Wednesday, June 5, 2013

Let's Read _Prehistoric World: Ceratosaurus_!

This is going to be a weird one.

Then again, Ceratosauria is a weird Infraorder of dinosaurs if you think about it. So let's start reading 2006's Ceratosaurus and Other Horned Dinosaurs.

_Prehistoric World_ Series - Ceratosaurus

By Bakker's beard, introducing Ceratosaurus as a "horned dinosaur" will never not be disconcerting as hell. It isn't *untrue*, technically, and that's essentially the translation of "Ceratosaurus" after all. But I'm conditioned to think "Horned Dinosaur" = Ceratopsians, so it's unshakably weird.

Anyway, did anyone in here order a shameless Greg Paul rip-off?

_Prehistoric World_ Series - Ceratosaurus

Oof. But at least this isn't as bad as this next picture, which, from the little thumbnail on my desktop, I would have sworn was from the Pachycephalosaurus book.

It's... not a pachycephalosaurus...

_Prehistoric World_ Series - Ceratosaurus

Hoo boy. Okay, so this is a rather fanciful restoration of "Majungatholus", who is now known as Majungasaurus. Giving the beast a full-on pachycephalosaurus-style dome is... an interesting choice. And we all know how big a "pumper truck" is, right?

_Prehistoric World_ Series - Ceratosaurus

Elaphrosaurus, who was considered a strange-looking ornithomimid in at least one other book, is here correctly included in Team Ceratosauria.
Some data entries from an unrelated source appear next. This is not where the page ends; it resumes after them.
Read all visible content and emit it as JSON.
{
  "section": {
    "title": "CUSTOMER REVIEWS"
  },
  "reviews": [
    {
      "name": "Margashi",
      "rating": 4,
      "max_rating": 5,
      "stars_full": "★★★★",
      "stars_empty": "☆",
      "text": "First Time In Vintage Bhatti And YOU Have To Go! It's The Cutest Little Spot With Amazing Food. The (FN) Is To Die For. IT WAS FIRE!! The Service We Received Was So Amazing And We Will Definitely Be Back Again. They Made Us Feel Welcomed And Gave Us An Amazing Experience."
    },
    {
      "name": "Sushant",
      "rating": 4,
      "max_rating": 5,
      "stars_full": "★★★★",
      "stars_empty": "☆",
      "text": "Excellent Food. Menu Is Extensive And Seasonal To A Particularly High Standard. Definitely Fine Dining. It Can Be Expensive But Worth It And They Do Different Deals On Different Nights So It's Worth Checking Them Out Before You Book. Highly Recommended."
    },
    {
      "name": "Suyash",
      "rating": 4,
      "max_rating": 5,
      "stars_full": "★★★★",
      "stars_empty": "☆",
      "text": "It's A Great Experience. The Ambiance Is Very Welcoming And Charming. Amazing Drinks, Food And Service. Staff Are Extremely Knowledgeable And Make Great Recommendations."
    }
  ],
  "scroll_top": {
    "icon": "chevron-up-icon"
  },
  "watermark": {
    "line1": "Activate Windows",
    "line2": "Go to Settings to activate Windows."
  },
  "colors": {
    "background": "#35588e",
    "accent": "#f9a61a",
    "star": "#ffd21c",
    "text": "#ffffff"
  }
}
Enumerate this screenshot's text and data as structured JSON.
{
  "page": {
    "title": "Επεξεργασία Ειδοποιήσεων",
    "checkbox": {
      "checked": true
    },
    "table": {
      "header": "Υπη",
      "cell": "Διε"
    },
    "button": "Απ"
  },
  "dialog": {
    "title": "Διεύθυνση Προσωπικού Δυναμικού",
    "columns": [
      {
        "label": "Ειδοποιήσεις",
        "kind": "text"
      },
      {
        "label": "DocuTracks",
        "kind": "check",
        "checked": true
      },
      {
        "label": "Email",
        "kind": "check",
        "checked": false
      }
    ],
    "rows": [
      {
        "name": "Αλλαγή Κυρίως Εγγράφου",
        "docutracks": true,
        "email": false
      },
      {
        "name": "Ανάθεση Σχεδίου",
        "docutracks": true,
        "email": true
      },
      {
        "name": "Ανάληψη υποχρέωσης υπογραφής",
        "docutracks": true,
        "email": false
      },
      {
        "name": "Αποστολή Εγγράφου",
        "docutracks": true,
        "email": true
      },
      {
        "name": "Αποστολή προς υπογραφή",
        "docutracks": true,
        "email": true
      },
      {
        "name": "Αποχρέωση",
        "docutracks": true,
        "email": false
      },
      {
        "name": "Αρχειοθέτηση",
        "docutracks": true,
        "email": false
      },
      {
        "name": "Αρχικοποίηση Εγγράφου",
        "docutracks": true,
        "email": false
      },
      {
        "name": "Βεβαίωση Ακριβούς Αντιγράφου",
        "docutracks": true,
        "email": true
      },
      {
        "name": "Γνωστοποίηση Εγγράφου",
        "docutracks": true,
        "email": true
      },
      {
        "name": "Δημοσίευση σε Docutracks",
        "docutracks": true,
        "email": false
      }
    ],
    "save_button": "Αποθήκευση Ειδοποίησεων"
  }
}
_Prehistoric World_ Series - Ceratosaurus

And finally, good old Syntarsus, this time with a fleshy or bony snout-Mohawk. In a book about ceratosaurids, even though he's a coelophysoid (E: Thanks to Albertonychus for the likely reasoning in the comments below.) And still being referred to as Syntarsus, even though this was apparently corrected to Megapnosaurus five years before this book was published. Yeah.


Sketch of the Day! My go-to response to the "T. rex Trying" meme.

3.23.13 - A response to T. rex Trying"


Albertonykus said...

"Syntarsus" is probably there due to coelophysids being considered ceratosaurs in the old days. Don't think that was still around in 2006, but seeing as this book doesn't appear to be very up-to-date in numerous ways...

That response to "T. rex Trying" is perfect.

Anonymous said...

I kinda miss the name Syntarsus. Trips off the tongue much more easily and pleasantly. Megapnosaurus is just a misplaced consonant or syllable away from Gigantspinosaurus or Futalognkosaurus.

And agreed: 'H. sapiens trying' brilliantly cuts straight to the point.